For the record I obtain the same run-times

Sorry I wasn't aware there's a performance regression in julia 1.6-dev, see also https://github.com/JuliaLang/julia/issues/38073

timholy commented 4 years ago

Is the "raw" indexing time relevant? Any performance-sensitive operation is presumably in a loop, and in a loop won't the compiler hoist all the slow parts out of the loop?

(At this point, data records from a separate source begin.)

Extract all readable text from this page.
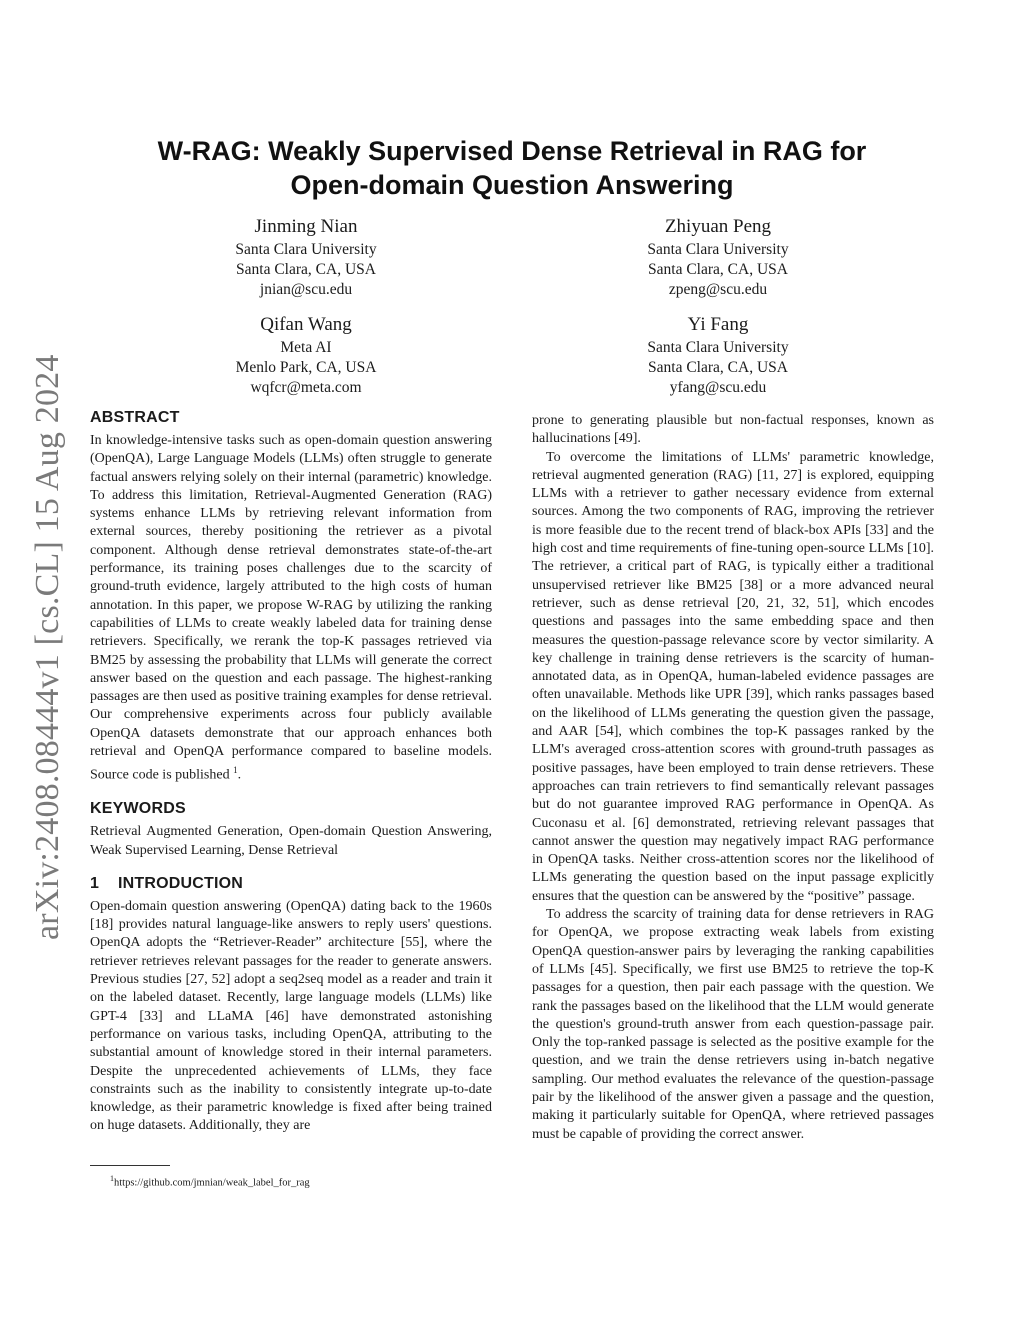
arXiv:2408.08444v1 [cs.CL] 15 Aug 2024
W-RAG: Weakly Supervised Dense Retrieval in RAG for
Open-domain Question Answering
Jinming Nian
Santa Clara University
Santa Clara, CA, USA
jnian@scu.edu
Zhiyuan Peng
Santa Clara University
Santa Clara, CA, USA
zpeng@scu.edu
Qifan Wang
Meta AI
Menlo Park, CA, USA
wqfcr@meta.com
Yi Fang
Santa Clara University
Santa Clara, CA, USA
yfang@scu.edu
ABSTRACT

In knowledge-intensive tasks such as open-domain question answering (OpenQA), Large Language Models (LLMs) often struggle to generate factual answers relying solely on their internal (parametric) knowledge. To address this limitation, Retrieval-Augmented Generation (RAG) systems enhance LLMs by retrieving relevant information from external sources, thereby positioning the retriever as a pivotal component. Although dense retrieval demonstrates state-of-the-art performance, its training poses challenges due to the scarcity of ground-truth evidence, largely attributed to the high costs of human annotation. In this paper, we propose W-RAG by utilizing the ranking capabilities of LLMs to create weakly labeled data for training dense retrievers. Specifically, we rerank the top-K passages retrieved via BM25 by assessing the probability that LLMs will generate the correct answer based on the question and each passage. The highest-ranking passages are then used as positive training examples for dense retrieval. Our comprehensive experiments across four publicly available OpenQA datasets demonstrate that our approach enhances both retrieval and OpenQA performance compared to baseline models. Source code is published $^1$.

KEYWORDS

Retrieval Augmented Generation, Open-domain Question Answering, Weak Supervised Learning, Dense Retrieval

1 INTRODUCTION

Open-domain question answering (OpenQA) dating back to the 1960s [18] provides natural language-like answers to reply users' questions. OpenQA adopts the “Retriever-Reader” architecture [55], where the retriever retrieves relevant passages for the reader to generate answers. Previous studies [27, 52] adopt a seq2seq model as a reader and train it on the labeled dataset. Recently, large language models (LLMs) like GPT-4 [33] and LLaMA [46] have demonstrated astonishing performance on various tasks, including OpenQA, attributing to the substantial amount of knowledge stored in their internal parameters. Despite the unprecedented achievements of LLMs, they face constraints such as the inability to consistently integrate up-to-date knowledge, as their parametric knowledge is fixed after being trained on huge datasets. Additionally, they are

prone to generating plausible but non-factual responses, known as hallucinations [49].

To overcome the limitations of LLMs' parametric knowledge, retrieval augmented generation (RAG) [11, 27] is explored, equipping LLMs with a retriever to gather necessary evidence from external sources. Among the two components of RAG, improving the retriever is more feasible due to the recent trend of black-box APIs [33] and the high cost and time requirements of fine-tuning open-source LLMs [10]. The retriever, a critical part of RAG, is typically either a traditional unsupervised retriever like BM25 [38] or a more advanced neural retriever, such as dense retrieval [20, 21, 32, 51], which encodes questions and passages into the same embedding space and then measures the question-passage relevance score by vector similarity. A key challenge in training dense retrievers is the scarcity of human-annotated data, as in OpenQA, human-labeled evidence passages are often unavailable. Methods like UPR [39], which ranks passages based on the likelihood of LLMs generating the question given the passage, and AAR [54], which combines the top-K passages ranked by the LLM's averaged cross-attention scores with ground-truth passages as positive passages, have been employed to train dense retrievers. These approaches can train retrievers to find semantically relevant passages but do not guarantee improved RAG performance in OpenQA. As Cuconasu et al. [6] demonstrated, retrieving relevant passages that cannot answer the question may negatively impact RAG performance in OpenQA tasks. Neither cross-attention scores nor the likelihood of LLMs generating the question based on the input passage explicitly ensures that the question can be answered by the “positive” passage.

To address the scarcity of training data for dense retrievers in RAG for OpenQA, we propose extracting weak labels from existing OpenQA question-answer pairs by leveraging the ranking capabilities of LLMs [45]. Specifically, we first use BM25 to retrieve the top-K passages for a question, then pair each passage with the question. We rank the passages based on the likelihood that the LLM would generate the question's ground-truth answer from each question-passage pair. Only the top-ranked passage is selected as the positive example for the question, and we train the dense retrievers using in-batch negative sampling. Our method evaluates the relevance of the question-passage pair by the likelihood of the answer given a passage and the question, making it particularly suitable for OpenQA, where retrieved passages must be capable of providing the correct answer.

$^1$https://github.com/jmnian/weak_label_for_rag
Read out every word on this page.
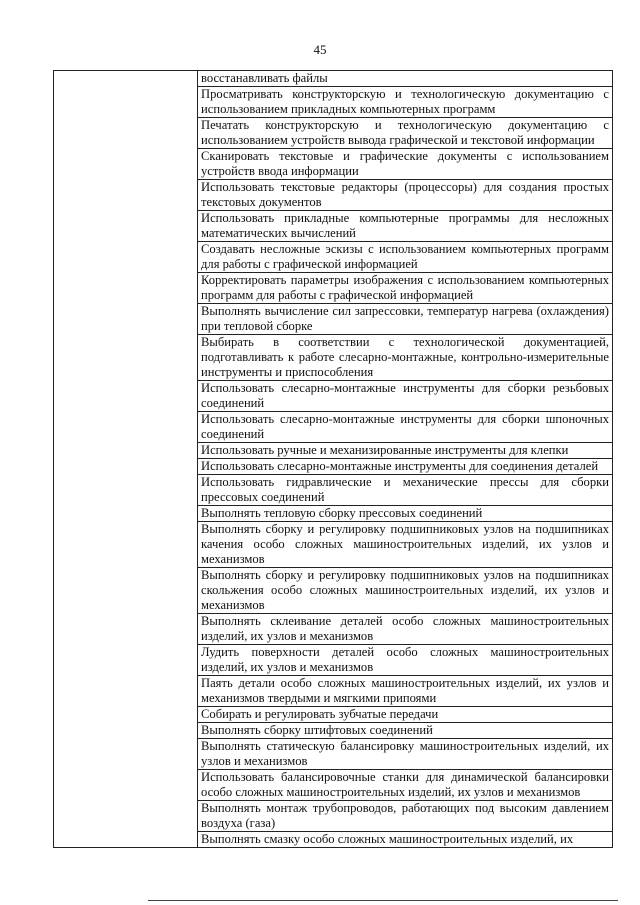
45
восстанавливать файлы
Просматривать конструкторскую и технологическую документацию с использованием прикладных компьютерных программ
Печатать конструкторскую и технологическую документацию с использованием устройств вывода графической и текстовой информации
Сканировать текстовые и графические документы с использованием устройств ввода информации
Использовать текстовые редакторы (процессоры) для создания простых текстовых документов
Использовать прикладные компьютерные программы для несложных математических вычислений
Создавать несложные эскизы с использованием компьютерных программ для работы с графической информацией
Корректировать параметры изображения с использованием компьютерных программ для работы с графической информацией
Выполнять вычисление сил запрессовки, температур нагрева (охлаждения) при тепловой сборке
Выбирать в соответствии с технологической документацией, подготавливать к работе слесарно-монтажные, контрольно-измерительные инструменты и приспособления
Использовать слесарно-монтажные инструменты для сборки резьбовых соединений
Использовать слесарно-монтажные инструменты для сборки шпоночных соединений
Использовать ручные и механизированные инструменты для клепки
Использовать слесарно-монтажные инструменты для соединения деталей
Использовать гидравлические и механические прессы для сборки прессовых соединений
Выполнять тепловую сборку прессовых соединений
Выполнять сборку и регулировку подшипниковых узлов на подшипниках качения особо сложных машиностроительных изделий, их узлов и механизмов
Выполнять сборку и регулировку подшипниковых узлов на подшипниках скольжения особо сложных машиностроительных изделий, их узлов и механизмов
Выполнять склеивание деталей особо сложных машиностроительных изделий, их узлов и механизмов
Лудить поверхности деталей особо сложных машиностроительных изделий, их узлов и механизмов
Паять детали особо сложных машиностроительных изделий, их узлов и механизмов твердыми и мягкими припоями
Собирать и регулировать зубчатые передачи
Выполнять сборку штифтовых соединений
Выполнять статическую балансировку машиностроительных изделий, их узлов и механизмов
Использовать балансировочные станки для динамической балансировки особо сложных машиностроительных изделий, их узлов и механизмов
Выполнять монтаж трубопроводов, работающих под высоким давлением воздуха (газа)
Выполнять смазку особо сложных машиностроительных изделий, их
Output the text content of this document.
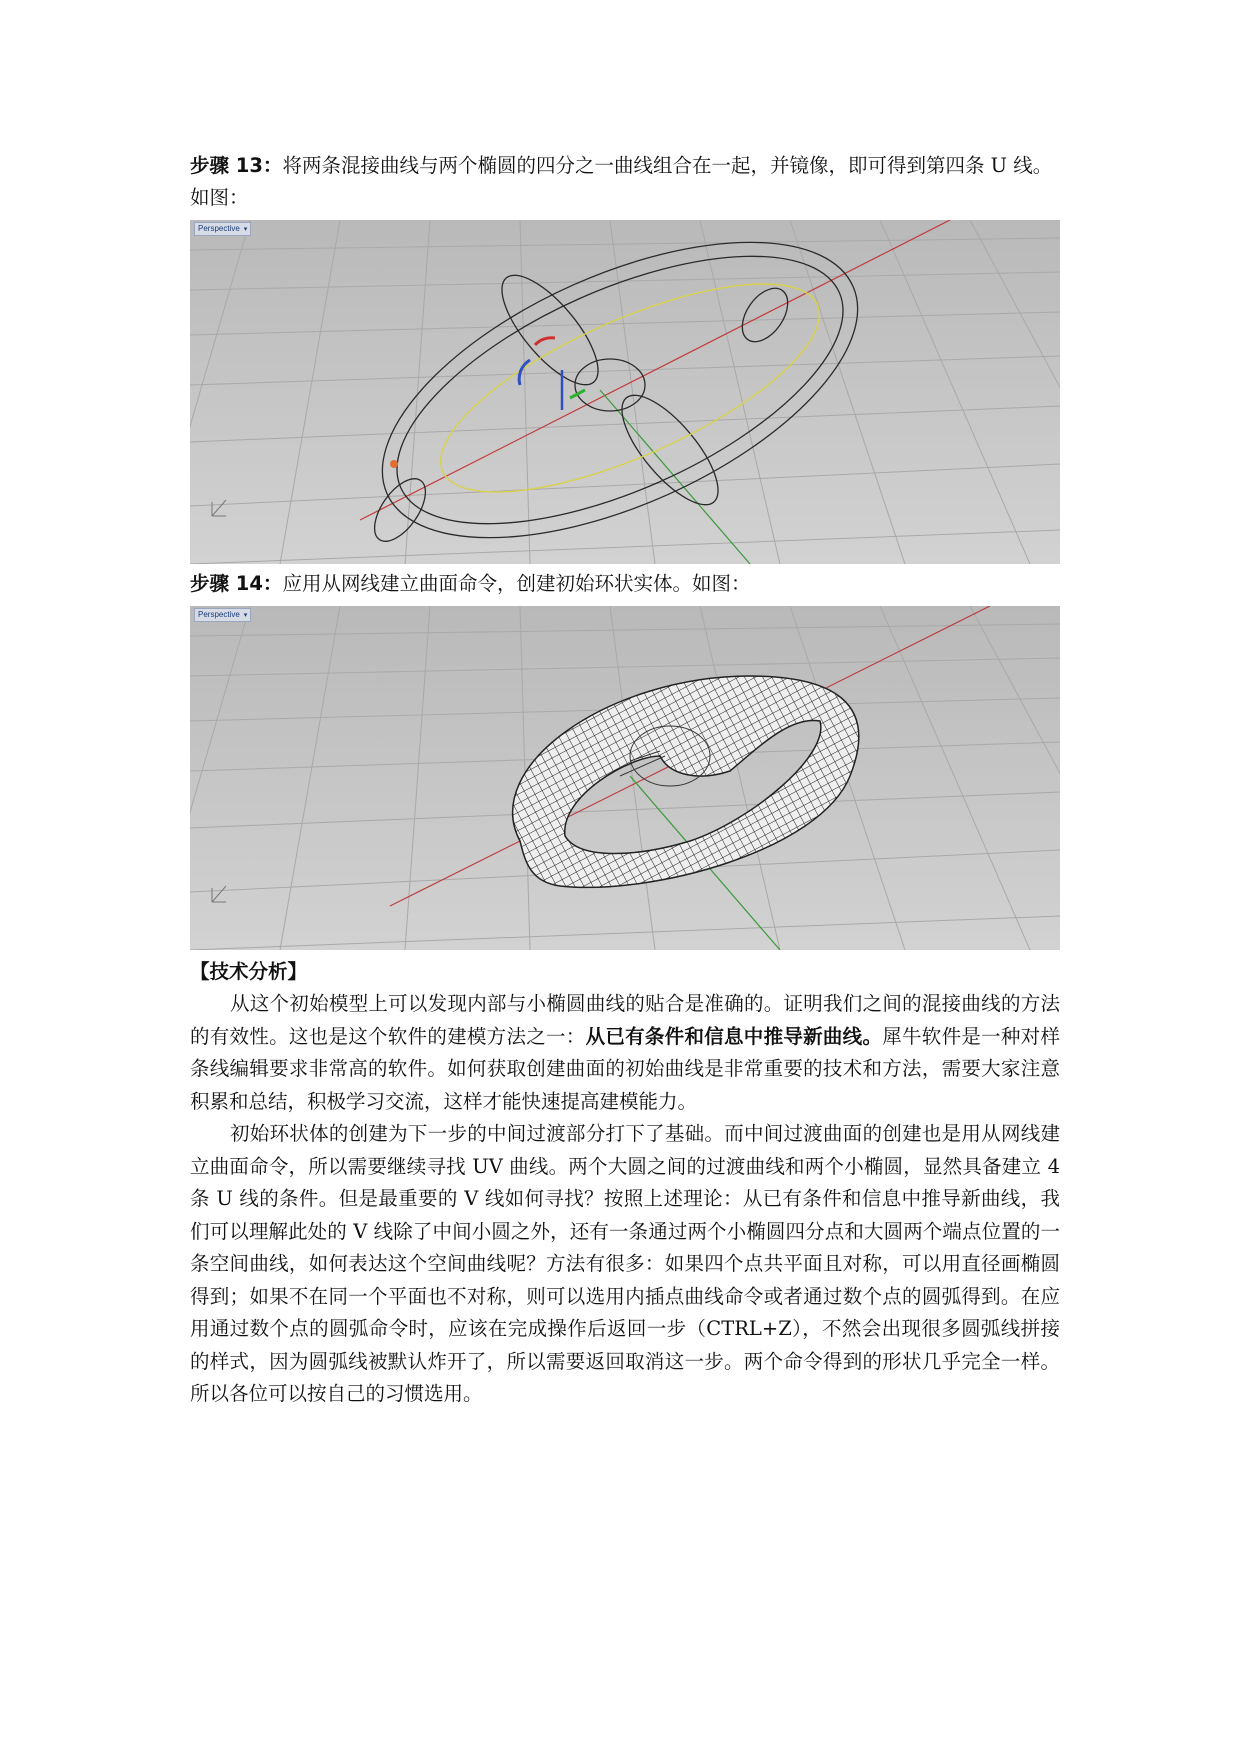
步骤 13：将两条混接曲线与两个椭圆的四分之一曲线组合在一起，并镜像，即可得到第四条 U 线。如图：

Perspective ▾

步骤 14：应用从网线建立曲面命令，创建初始环状实体。如图：

Perspective ▾

【技术分析】

从这个初始模型上可以发现内部与小椭圆曲线的贴合是准确的。证明我们之间的混接曲线的方法的有效性。这也是这个软件的建模方法之一：从已有条件和信息中推导新曲线。犀牛软件是一种对样条线编辑要求非常高的软件。如何获取创建曲面的初始曲线是非常重要的技术和方法，需要大家注意积累和总结，积极学习交流，这样才能快速提高建模能力。

初始环状体的创建为下一步的中间过渡部分打下了基础。而中间过渡曲面的创建也是用从网线建立曲面命令，所以需要继续寻找 UV 曲线。两个大圆之间的过渡曲线和两个小椭圆，显然具备建立 4 条 U 线的条件。但是最重要的 V 线如何寻找？按照上述理论：从已有条件和信息中推导新曲线，我们可以理解此处的 V 线除了中间小圆之外，还有一条通过两个小椭圆四分点和大圆两个端点位置的一条空间曲线，如何表达这个空间曲线呢？方法有很多：如果四个点共平面且对称，可以用直径画椭圆得到；如果不在同一个平面也不对称，则可以选用内插点曲线命令或者通过数个点的圆弧得到。在应用通过数个点的圆弧命令时，应该在完成操作后返回一步（CTRL+Z），不然会出现很多圆弧线拼接的样式，因为圆弧线被默认炸开了，所以需要返回取消这一步。两个命令得到的形状几乎完全一样。所以各位可以按自己的习惯选用。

As evidence, if I define arr_sum_bc identically to arr_sum but without the @inbounds, here's what I get:

julia> @btime arr_sum($X)
  5.992 μs (0 allocations: 0 bytes)
2069.986834289989

julia> @btime arr_sum($XO)
  4.093 μs (0 allocations: 0 bytes)
2069.986834289989

julia> @btime arr_sum_bc($X)
  7.791 μs (0 allocations: 0 bytes)
2069.986834289989

julia> @btime arr_sum_bc($XO)
  5.022 μs (0 allocations: 0 bytes)
2069.986834289989

Despite the fact that an isolated getindex is slower, in the context of a loop the slow parts are done just once so the performance does not suffer.

Bad inlining could nix this, but since we've annotated with @inline I doubt that will be a problem for most uses.

I don't understand why OffsetArrays are faster than Arrays, though.